Department of Psychiatry, Bhaskara Medical College, Hyderabad, Andhra Pradesh, India.
Indian J Psychol Med. 2014 Jul;36(3):294-8. doi: 10.4103/0253-7176.135383.
Non-compliance for the medication is an important area of concern in schizophrenia as it contributes to relapse and re-hospitalization of the patients. One of the ways to improve the drug compliance is to know crucial factors responsible for poor drug compliance and hence that proper strategies may be planned to improve patient's drug compliance.
The aim of the following study is to find out the attitudes of patients toward medication and reasons for drug non-compliance in schizophrenia and its association with clinical and socio-demographic variables.
The study was conducted on follow-up patients with schizophrenia for the duration of 5 months. Their socio-demographic details were noted and illness related variables were evaluated using Positive and Negative Syndrome scale (PANSS). Patient's attitudes toward medication and the reasons for treatment non-compliance were assessed using the standardized tools, which consist of Drug Attitude Inventory-10 scale and Rating of Medication Influences scale respectively.
Nearly 41.9% of our study sample were non-compliant to medication. A significant association has been found between non-compliance and younger age group, unemployment, early age of onset, high positive PANSS score and poorer insight into the illness. The significant reasons for non-compliance in our study were Denial of illness, financial burden, less access to treatment facilities, Side-effects of the medication, Feeling that the medication was unnecessary and Substance abuse.

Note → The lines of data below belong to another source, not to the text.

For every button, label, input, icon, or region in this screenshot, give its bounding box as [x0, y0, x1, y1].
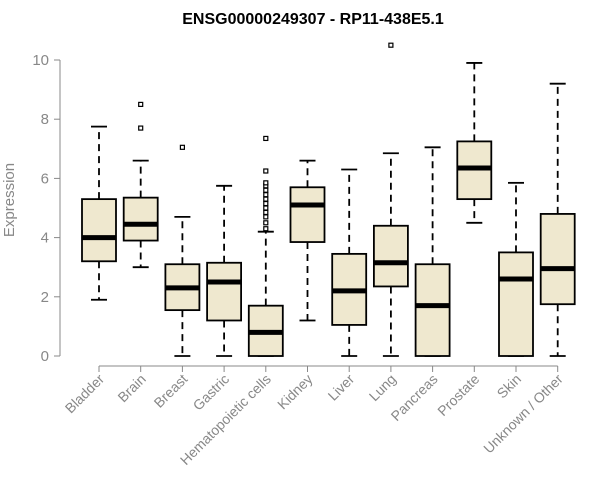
box-brain: [122, 101, 159, 269]
outlier-point: [388, 42, 394, 48]
box-prostate: [456, 62, 493, 224]
box-iqr: [372, 224, 409, 288]
box-skin: [498, 181, 534, 357]
box-kidney: [289, 159, 326, 322]
outlier-point: [263, 168, 269, 174]
outlier-point: [138, 125, 144, 131]
box-bladder: [81, 125, 117, 301]
boxes: [81, 42, 576, 357]
box-gastric: [206, 184, 243, 357]
box-pancreas: [414, 146, 451, 357]
x-tick-label: Lung: [366, 371, 399, 404]
outlier-point: [263, 180, 269, 186]
outlier-point: [263, 220, 269, 226]
x-tick-label: Skin: [494, 371, 525, 402]
x-tick-label: Prostate: [434, 371, 482, 419]
x-tick-label: Brain: [114, 371, 148, 405]
box-iqr: [122, 196, 159, 242]
box-iqr: [206, 261, 243, 322]
y-tick-label: 0: [41, 348, 49, 365]
y-tick-label: 10: [32, 52, 49, 69]
box-lung: [372, 42, 409, 357]
box-iqr: [81, 198, 117, 263]
outlier-point: [138, 101, 144, 108]
outlier-point: [263, 192, 269, 198]
box-iqr: [289, 186, 326, 243]
box-unknown-other: [539, 82, 576, 357]
outlier-point: [263, 196, 269, 202]
chart-title: ENSG00000249307 - RP11-438E5.1: [182, 11, 444, 28]
y-axis: 0 2 4 6 8 10: [32, 52, 61, 365]
y-tick-label: 8: [41, 111, 49, 128]
y-tick-label: 2: [41, 289, 49, 306]
outlier-point: [263, 226, 269, 232]
outlier-point: [263, 209, 269, 216]
x-tick-label: Kidney: [274, 371, 316, 413]
box-iqr: [498, 251, 534, 357]
box-breast: [164, 144, 201, 357]
x-tick-label: Liver: [325, 371, 358, 404]
x-tick-label: Bladder: [62, 371, 108, 417]
x-tick-label: Unknown / Other: [480, 371, 566, 457]
outlier-point: [263, 205, 269, 211]
outlier-point: [179, 144, 185, 150]
x-tick-label: Breast: [151, 371, 191, 411]
outlier-point: [263, 135, 269, 142]
outlier-point: [263, 187, 269, 193]
y-tick-label: 4: [41, 230, 49, 247]
box-iqr: [414, 263, 451, 357]
box-liver: [331, 168, 368, 357]
y-tick-label: 6: [41, 170, 49, 187]
box-hematopoietic-cells: [247, 135, 284, 357]
y-axis-label: Expression: [1, 163, 18, 237]
outlier-point: [263, 214, 269, 220]
outlier-point: [263, 200, 269, 207]
box-iqr: [539, 213, 576, 306]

Findings suggest that there is a need to provide adequate information about mental illness and medications prescribed, to enhance medication compliance and to develop community mental health care facilities.
药物治疗不依从是精神分裂症中一个重要的关注领域,因为它会导致患者复发和再次住院。提高药物依从性的方法之一是了解导致药物依从性差的关键因素,从而制定适当的策略来提高患者的药物依从性。

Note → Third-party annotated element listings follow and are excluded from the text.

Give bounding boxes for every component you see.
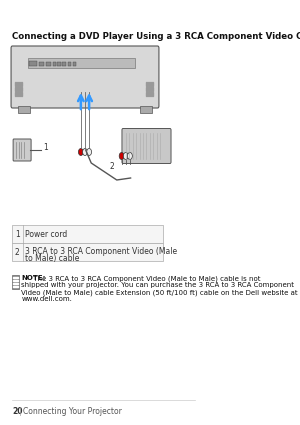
Text: Power cord: Power cord <box>25 230 67 238</box>
Bar <box>150 92 151 96</box>
Bar <box>148 82 149 85</box>
Bar <box>12 275 19 289</box>
Bar <box>146 82 147 85</box>
FancyBboxPatch shape <box>11 46 159 108</box>
Text: Video (Male to Male) cable Extension (50 ft/100 ft) cable on the Dell website at: Video (Male to Male) cable Extension (50… <box>21 289 298 295</box>
Bar <box>57 62 61 66</box>
Circle shape <box>87 148 92 156</box>
Circle shape <box>119 153 124 159</box>
Bar <box>16 92 18 96</box>
Text: 2: 2 <box>15 247 20 257</box>
Bar <box>18 106 30 113</box>
Bar <box>39 62 44 66</box>
Text: |: | <box>19 407 22 416</box>
Text: NOTE:: NOTE: <box>21 275 46 281</box>
Circle shape <box>128 153 132 159</box>
Bar <box>14 87 16 91</box>
Bar <box>19 82 20 85</box>
Bar <box>19 92 20 96</box>
Bar <box>14 82 16 85</box>
Bar <box>21 82 22 85</box>
Bar <box>152 92 153 96</box>
Bar <box>150 87 151 91</box>
Circle shape <box>82 148 87 156</box>
Bar <box>14 92 16 96</box>
Bar <box>28 58 135 68</box>
Bar <box>29 61 37 66</box>
Bar <box>21 87 22 91</box>
Bar <box>12 225 163 243</box>
Text: www.dell.com.: www.dell.com. <box>21 296 72 302</box>
Bar <box>62 62 66 66</box>
Text: shipped with your projector. You can purchase the 3 RCA to 3 RCA Component: shipped with your projector. You can pur… <box>21 282 294 288</box>
Text: The 3 RCA to 3 RCA Component Video (Male to Male) cable is not: The 3 RCA to 3 RCA Component Video (Male… <box>31 275 261 281</box>
Bar <box>148 87 149 91</box>
Bar <box>73 62 76 66</box>
Circle shape <box>123 153 128 159</box>
Bar <box>52 62 56 66</box>
Bar <box>46 62 51 66</box>
Text: 2: 2 <box>110 162 115 170</box>
Bar <box>152 87 153 91</box>
Bar <box>150 82 151 85</box>
Bar <box>146 87 147 91</box>
Bar <box>14 286 18 287</box>
Bar <box>68 62 71 66</box>
Bar <box>16 87 18 91</box>
Bar <box>14 283 18 284</box>
Text: to Male) cable: to Male) cable <box>25 254 79 263</box>
FancyBboxPatch shape <box>122 128 171 164</box>
Bar <box>21 92 22 96</box>
Text: 1: 1 <box>15 230 20 238</box>
Bar <box>14 277 18 278</box>
Text: Connecting a DVD Player Using a 3 RCA Component Video Cable: Connecting a DVD Player Using a 3 RCA Co… <box>12 32 300 41</box>
Bar <box>16 82 18 85</box>
Bar <box>152 82 153 85</box>
Bar <box>148 92 149 96</box>
Text: 3 RCA to 3 RCA Component Video (Male: 3 RCA to 3 RCA Component Video (Male <box>25 247 177 256</box>
Circle shape <box>78 148 83 156</box>
Bar <box>12 243 163 261</box>
Bar <box>19 87 20 91</box>
Text: 20: 20 <box>12 407 23 416</box>
Bar <box>140 106 152 113</box>
Bar <box>14 280 18 281</box>
Text: 1: 1 <box>44 142 48 151</box>
FancyBboxPatch shape <box>13 139 31 161</box>
Bar <box>146 92 147 96</box>
Text: Connecting Your Projector: Connecting Your Projector <box>23 407 122 416</box>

以下研究的目的是了解精神分裂症患者对药物治疗的态度、药物不依从的原因及其与临床和社会人口统计学变量的关联。
该研究对精神分裂症随访患者进行了为期5个月的观察。记录他们的社会人口统计学细节,并使用阳性和阴性症状量表(PANSS)评估与疾病相关的变量。分别使用标准化工具,即药物态度量表-10和药物影响评分量表,评估患者对药物治疗的态度和治疗不依从的原因。
我们研究样本中近41.9%的患者存在药物治疗不依从情况。研究发现,不依从与较年轻的年龄组、失业、发病年龄早、PANSS阳性评分高以及对疾病的洞察力较差之间存在显著关联。我们研究中不依从的重要原因包括否认患病、经济负担、获得治疗设施的机会少、药物副作用、认为药物不必要以及药物滥用。
研究结果表明,有必要提供关于精神疾病和所开药物的充分信息,以提高药物依从性,并发展社区精神卫生保健设施。